For the scanning I thought I’d use the other computer constantly running in our home, a Raspberry Pi whose tasks so far include logging of the temperature in different rooms and remote control of power outlets. At first I thought I’d have to do everything myself but soon found that somebody had already done the work: pypdfocr, a great python software by Virantha Ekanayake takes multipage-image-only PDFs as an input, disassembles them, runs them trough the open source tesseract OCR engine and puts them back together as conveniently searchable PDFs. Then it puts the PDFs into folders depending on configurable keywords (think “Invoice”, “Insurance”, “Tax”)

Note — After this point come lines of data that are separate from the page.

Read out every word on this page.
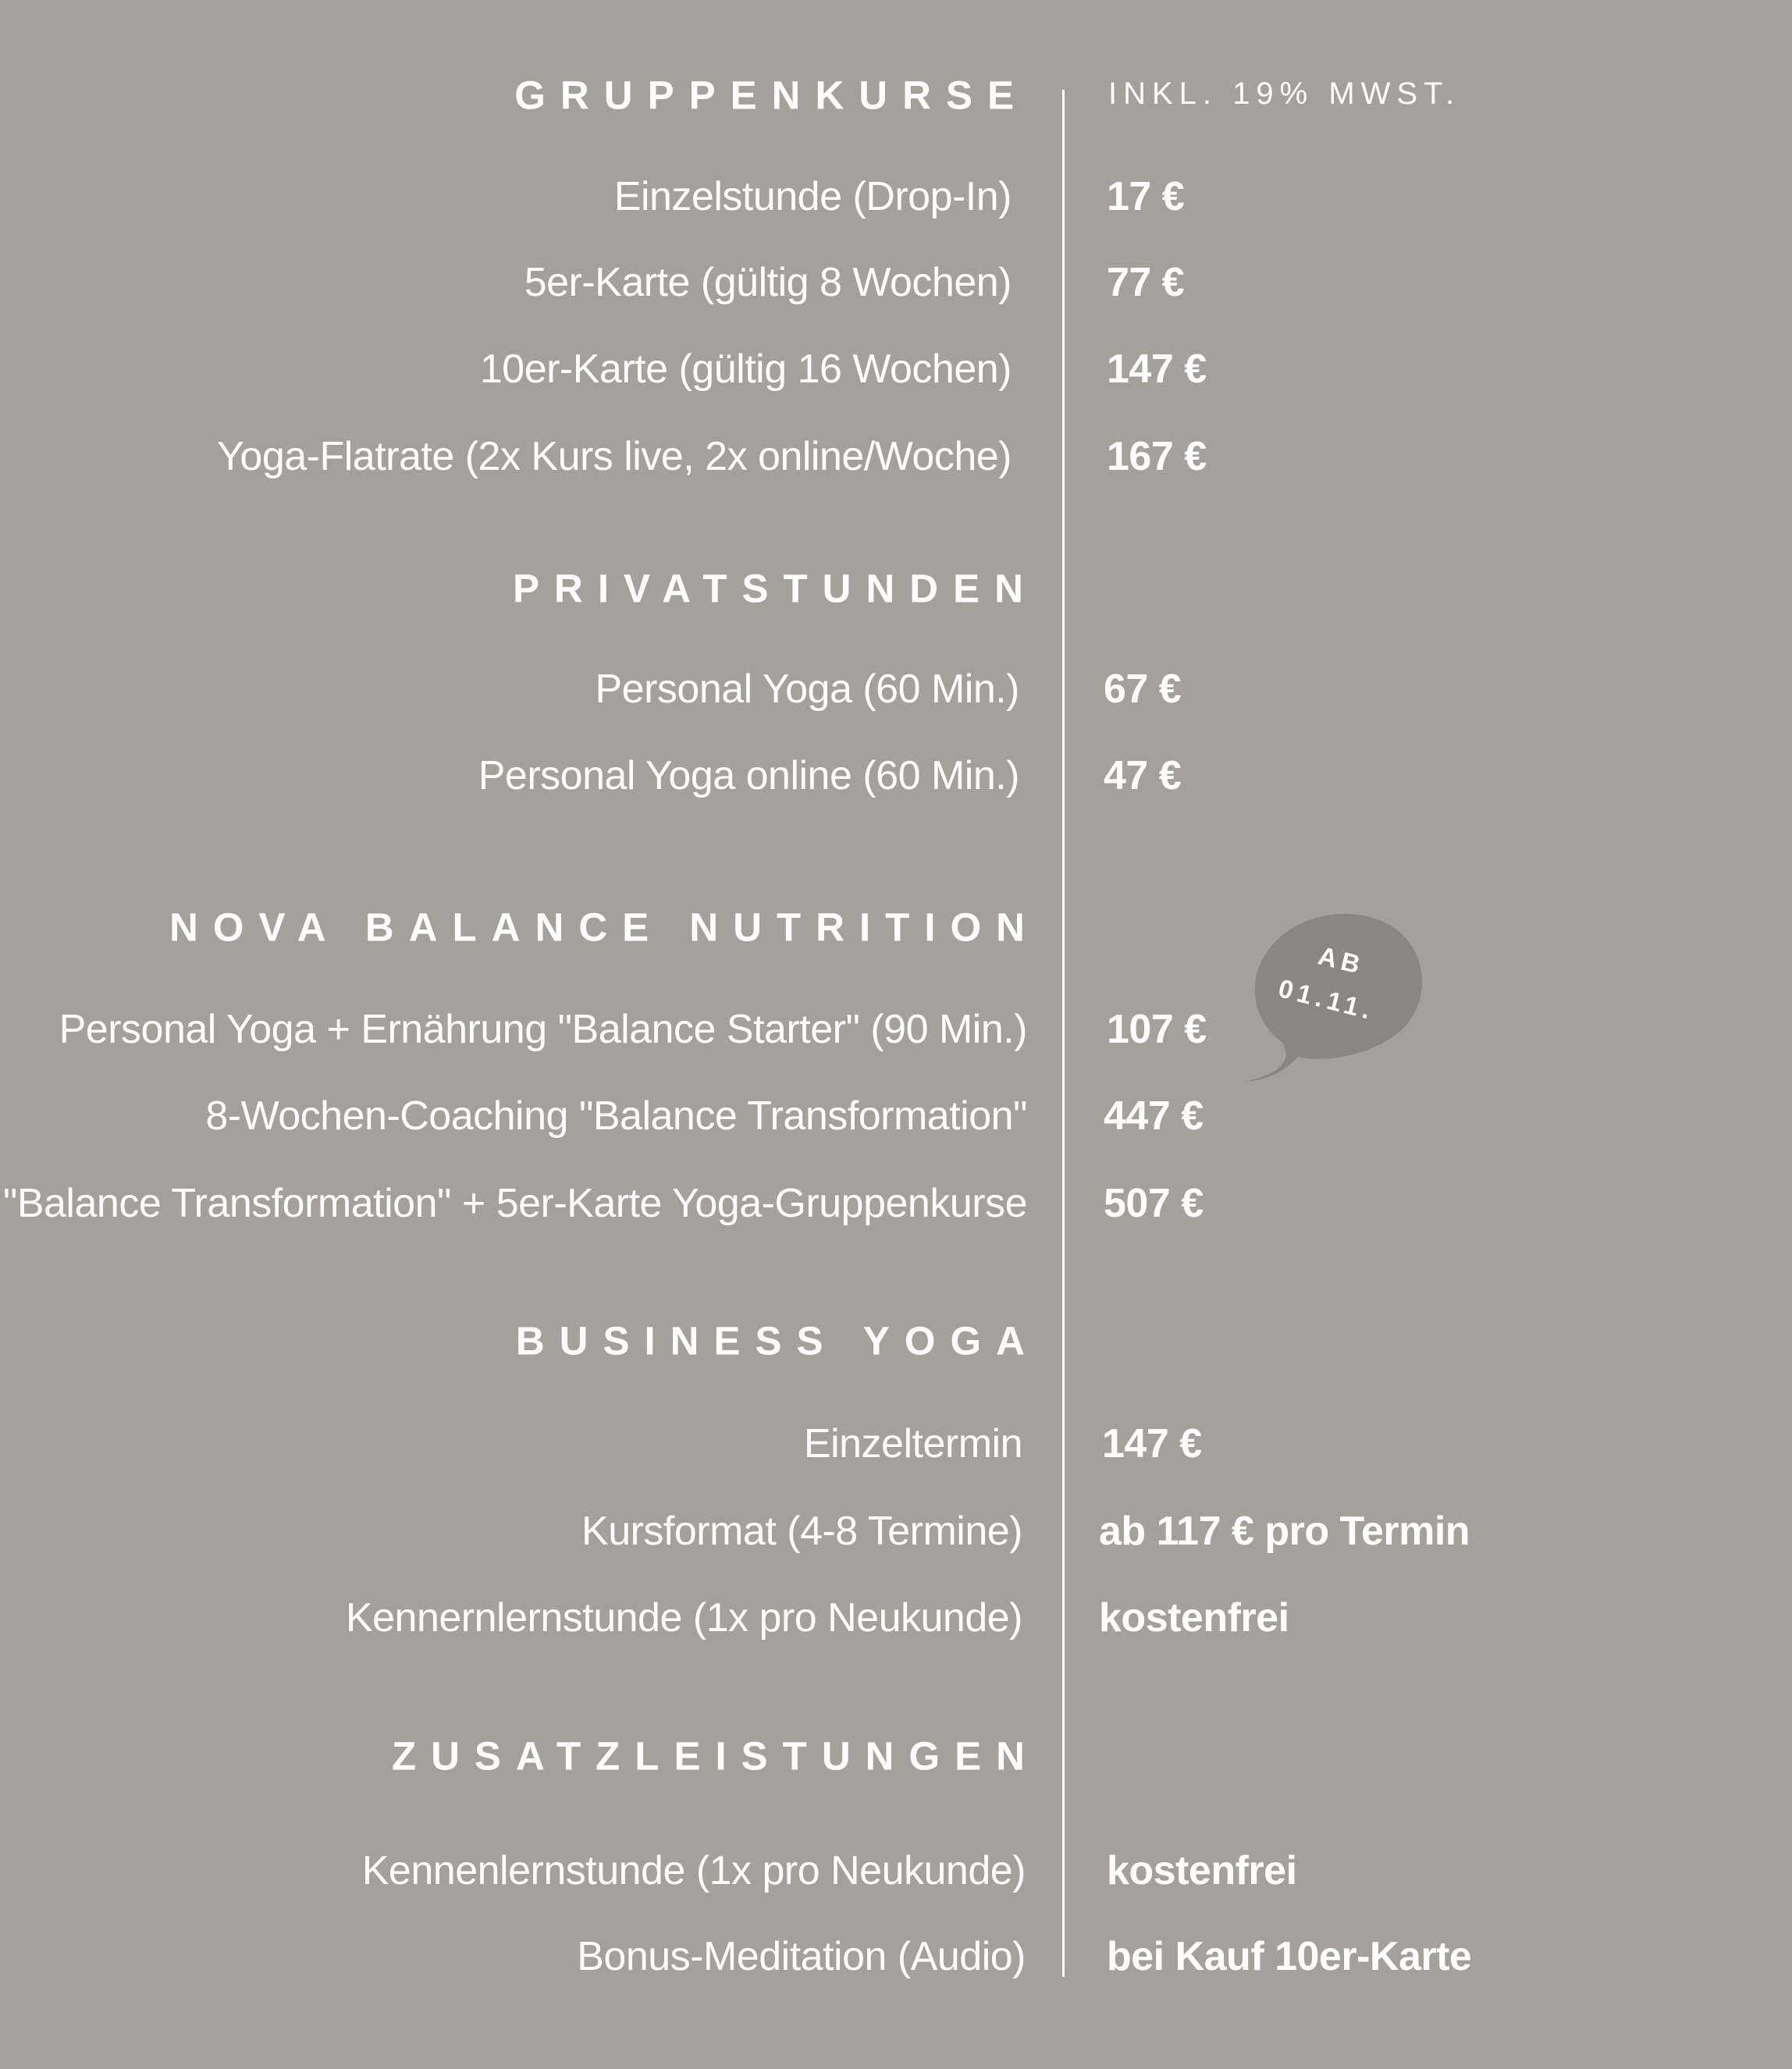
INKL. 19% MWST.
GRUPPENKURSE
Einzelstunde (Drop-In) 17 €
5er-Karte (gültig 8 Wochen) 77 €
10er-Karte (gültig 16 Wochen) 147 €
Yoga-Flatrate (2x Kurs live, 2x online/Woche) 167 €
PRIVATSTUNDEN
Personal Yoga (60 Min.) 67 €
Personal Yoga online (60 Min.) 47 €
NOVA BALANCE NUTRITION
Personal Yoga + Ernährung "Balance Starter" (90 Min.) 107 €
8-Wochen-Coaching "Balance Transformation" 447 €
"Balance Transformation" + 5er-Karte Yoga-Gruppenkurse 507 €
AB
01.11.
BUSINESS YOGA
Einzeltermin 147 €
Kursformat (4-8 Termine) ab 117 € pro Termin
Kennernlernstunde (1x pro Neukunde) kostenfrei
ZUSATZLEISTUNGEN
Kennenlernstunde (1x pro Neukunde) kostenfrei
Bonus-Meditation (Audio) bei Kauf 10er-Karte
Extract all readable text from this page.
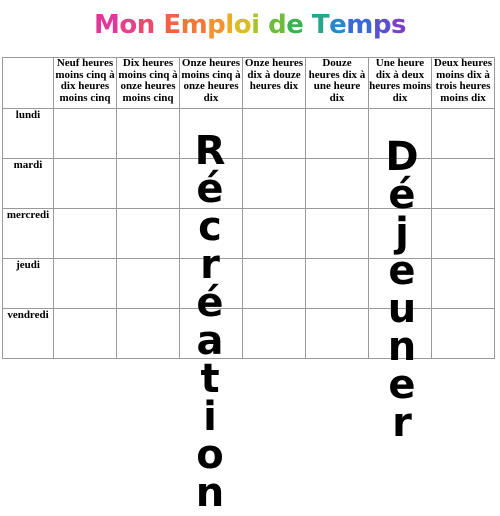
Mon Emploi de Temps
	Neuf heures moins cinq à dix heures moins cinq	Dix heures moins cinq à onze heures moins cinq	Onze heures moins cinq à onze heures dix	Onze heures dix à douze heures dix	Douze heures dix à une heure dix	Une heure dix à deux heures moins dix	Deux heures moins dix à trois heures moins dix
lundi							
mardi							
mercredi							
jeudi							
vendredi							
R
é
c
r
é
a
t
i
o
n
D
é
j
e
u
n
e
r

More than that, it can conveniently be installed from the python package index (PyPI) using the command

pip install pypdfocr

The first time running it on the Raspberry Pi though the output was unfortunately not searchable PDFs. In my case the reason was that the tesseract-version on the Raspberry Pi package repositories was either outdated or a modified version. The fix in my case was downloading tesseract from Google (they develop it) at google code and compiling it myself. The necessary steps are:

  1. download tesseract and unpack it on the raspberry pi

  2. run the setup and compilation from main folder of the source:
    make && sudo make install

    If your raspberry pi complains during the configuration/compilation that software or libraries are missing install them using the package manger. Pay attention that you might need the -dev version of the libraries.

On top of that I wanted to make sure that pypdfocr automatically scans all PDFs that go into the incoming folder on the NAS. To do that did the following:

    1. I mounted the documents directory from the nas on


    1. I instructed the scanner to scan into the documents directory, subfolder


      on the NAS

    1. I wrote a short shell script that regularly checks for new PDFs and if it finds any runs


while sleep 60 #every minute
  for i in /nfs/documents/paul/*.pdf #for all pdfs in the folder
    echo "found file " $i #output name
    sleep 20 # wait for 20 seconds to make sure it is there
    pypdfocr $i -f -v -c config.yaml # run pypdfocr.

In theory, pypdfocr can do the last step itself (heck it can even upload the stuff to evernote if you’re into that). However depending on your system of network shares you can not always be sure that a file is correctly locked. Then it can happen that you start the conversion process on a file that is currently being written by the scanner. In my case the scanner usually takes less than 10 seconds to write a file. Therefore I wait for 20 seconds after I notice a new file. This way I am sure the file is fully on the NAS before starting the conversion.

The file config.yaml contains a dictionary of disk folders and corresponding keywords. If a the text in a scanned document matches a keyword, it automatically gets sorted into the folder on the disk.